Making an Impression: The Display of Maps in Sixteenth-Century Venetian Homes
By Genevieve Carlton
Imago Mundi: The International Journal for the History of Cartography, Volume 64, Number 1, 2012
Abstract: Sixteenth-century Venetians decorated the walls of their homes with maps as well as pictures of all kinds. A large corpus of inventories of household goods records the location of these wall decorations and, together with books offering advice on the display of maps, provides evidence that maps were intentionally placed in the most public spaces in the house.
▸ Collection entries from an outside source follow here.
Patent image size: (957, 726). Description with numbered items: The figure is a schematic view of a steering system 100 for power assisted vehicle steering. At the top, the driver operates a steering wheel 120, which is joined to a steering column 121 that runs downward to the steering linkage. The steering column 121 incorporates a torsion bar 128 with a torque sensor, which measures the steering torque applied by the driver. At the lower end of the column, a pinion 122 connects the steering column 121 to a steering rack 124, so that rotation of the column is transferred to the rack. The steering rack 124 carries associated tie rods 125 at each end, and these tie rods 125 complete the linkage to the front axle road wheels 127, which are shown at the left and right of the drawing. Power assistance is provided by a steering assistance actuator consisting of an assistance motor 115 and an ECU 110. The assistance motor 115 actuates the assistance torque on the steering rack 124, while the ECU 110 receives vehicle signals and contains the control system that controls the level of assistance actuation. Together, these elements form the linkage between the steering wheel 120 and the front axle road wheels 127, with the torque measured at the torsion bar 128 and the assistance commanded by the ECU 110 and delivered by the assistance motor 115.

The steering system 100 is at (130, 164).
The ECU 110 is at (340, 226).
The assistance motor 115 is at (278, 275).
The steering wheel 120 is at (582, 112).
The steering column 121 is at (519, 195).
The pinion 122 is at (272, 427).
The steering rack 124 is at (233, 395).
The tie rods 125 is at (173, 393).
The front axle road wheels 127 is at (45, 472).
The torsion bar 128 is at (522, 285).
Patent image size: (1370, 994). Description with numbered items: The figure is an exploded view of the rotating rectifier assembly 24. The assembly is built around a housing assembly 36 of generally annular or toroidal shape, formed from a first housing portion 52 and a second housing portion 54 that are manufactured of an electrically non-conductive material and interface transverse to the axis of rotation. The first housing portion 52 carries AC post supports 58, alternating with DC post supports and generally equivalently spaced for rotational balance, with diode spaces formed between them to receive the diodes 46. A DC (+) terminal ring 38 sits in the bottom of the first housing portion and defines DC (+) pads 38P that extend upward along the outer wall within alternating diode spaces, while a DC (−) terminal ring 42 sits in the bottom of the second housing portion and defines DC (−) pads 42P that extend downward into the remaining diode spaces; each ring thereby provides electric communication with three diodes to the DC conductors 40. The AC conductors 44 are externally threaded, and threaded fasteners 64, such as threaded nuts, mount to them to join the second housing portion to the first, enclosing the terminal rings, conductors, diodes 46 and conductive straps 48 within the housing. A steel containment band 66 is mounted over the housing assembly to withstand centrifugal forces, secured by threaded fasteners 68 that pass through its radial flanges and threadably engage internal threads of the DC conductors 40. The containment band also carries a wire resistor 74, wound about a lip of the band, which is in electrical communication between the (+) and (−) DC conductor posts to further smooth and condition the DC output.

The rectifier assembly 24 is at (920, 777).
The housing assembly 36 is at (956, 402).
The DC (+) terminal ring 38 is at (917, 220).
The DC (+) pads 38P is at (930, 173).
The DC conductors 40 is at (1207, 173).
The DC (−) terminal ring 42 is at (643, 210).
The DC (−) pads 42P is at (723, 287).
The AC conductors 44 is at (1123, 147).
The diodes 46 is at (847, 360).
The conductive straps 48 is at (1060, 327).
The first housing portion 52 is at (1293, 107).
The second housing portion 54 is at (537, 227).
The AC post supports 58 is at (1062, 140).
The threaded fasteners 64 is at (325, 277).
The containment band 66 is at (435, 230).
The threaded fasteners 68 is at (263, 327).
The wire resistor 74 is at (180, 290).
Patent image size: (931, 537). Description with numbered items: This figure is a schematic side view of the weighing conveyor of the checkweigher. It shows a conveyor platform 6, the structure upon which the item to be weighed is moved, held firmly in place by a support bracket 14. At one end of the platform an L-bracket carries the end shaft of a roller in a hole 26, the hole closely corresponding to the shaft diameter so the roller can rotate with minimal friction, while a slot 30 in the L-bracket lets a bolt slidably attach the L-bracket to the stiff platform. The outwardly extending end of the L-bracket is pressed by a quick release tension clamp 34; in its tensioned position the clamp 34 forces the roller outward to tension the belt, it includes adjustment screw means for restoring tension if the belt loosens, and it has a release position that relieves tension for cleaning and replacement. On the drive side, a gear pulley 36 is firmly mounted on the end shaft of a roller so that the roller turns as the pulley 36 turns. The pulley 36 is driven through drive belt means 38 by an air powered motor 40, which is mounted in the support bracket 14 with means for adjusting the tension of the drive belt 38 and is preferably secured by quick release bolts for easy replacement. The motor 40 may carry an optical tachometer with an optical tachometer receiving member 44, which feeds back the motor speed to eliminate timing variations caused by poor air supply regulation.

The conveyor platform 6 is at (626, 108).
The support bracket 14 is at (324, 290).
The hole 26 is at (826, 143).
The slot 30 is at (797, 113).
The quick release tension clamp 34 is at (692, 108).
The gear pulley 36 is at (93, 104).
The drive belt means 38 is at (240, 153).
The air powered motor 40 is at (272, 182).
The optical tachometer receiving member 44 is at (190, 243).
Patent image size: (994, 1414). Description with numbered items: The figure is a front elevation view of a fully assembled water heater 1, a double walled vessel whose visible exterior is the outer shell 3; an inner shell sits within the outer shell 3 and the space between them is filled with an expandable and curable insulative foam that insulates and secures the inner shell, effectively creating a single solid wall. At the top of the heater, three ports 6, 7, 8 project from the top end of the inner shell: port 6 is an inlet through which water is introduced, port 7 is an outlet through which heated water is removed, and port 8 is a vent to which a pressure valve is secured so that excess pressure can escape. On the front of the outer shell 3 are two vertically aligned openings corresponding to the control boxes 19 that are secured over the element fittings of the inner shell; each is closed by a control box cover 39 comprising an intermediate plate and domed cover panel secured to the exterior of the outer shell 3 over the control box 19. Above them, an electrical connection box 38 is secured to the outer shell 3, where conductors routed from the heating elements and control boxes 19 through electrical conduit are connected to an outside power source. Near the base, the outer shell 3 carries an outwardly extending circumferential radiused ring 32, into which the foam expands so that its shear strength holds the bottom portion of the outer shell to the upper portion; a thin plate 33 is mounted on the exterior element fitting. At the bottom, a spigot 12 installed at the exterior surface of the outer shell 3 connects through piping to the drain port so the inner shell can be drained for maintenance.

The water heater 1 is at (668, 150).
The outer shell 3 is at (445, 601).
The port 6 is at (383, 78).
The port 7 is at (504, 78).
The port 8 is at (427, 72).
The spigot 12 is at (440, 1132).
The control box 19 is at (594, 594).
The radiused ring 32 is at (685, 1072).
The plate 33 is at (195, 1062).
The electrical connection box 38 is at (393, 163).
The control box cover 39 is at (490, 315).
The manuals also confirm the impression gained from the inventories that the maps were valued for their ability to construct a public identity for the owner. They were versatile objects that could demonstrate that the owner was a cultured, cosmopolitan man educated about the world, reinforce his professional or trade standing, or enhance a military persona, all to the glorification of the family name.
Introduction: When Federico da Porto walked into the house of Venice’s prominent diarist Marino Sanudo (1466–1536) in the early years of the sixteenth century, he was struck particularly by the contents of one specific part of the home. Da Porto, a gentleman from Vicenza, described the experience in a Latin epigram he sent to Sanudo after the visit. Re-enacting the tour through Sanudo’s home, da Porto wrote,
‘[T]hen you ordered me to ascend the staircase of the palace; we moved upward little by little: at the top stood a spacious portego. And here we entered a sea of singular objects; nor can the wall be seen anywhere, not any part is empty. Here you could see the various races of mankind, their outward features described; here you could see a thousand new things.’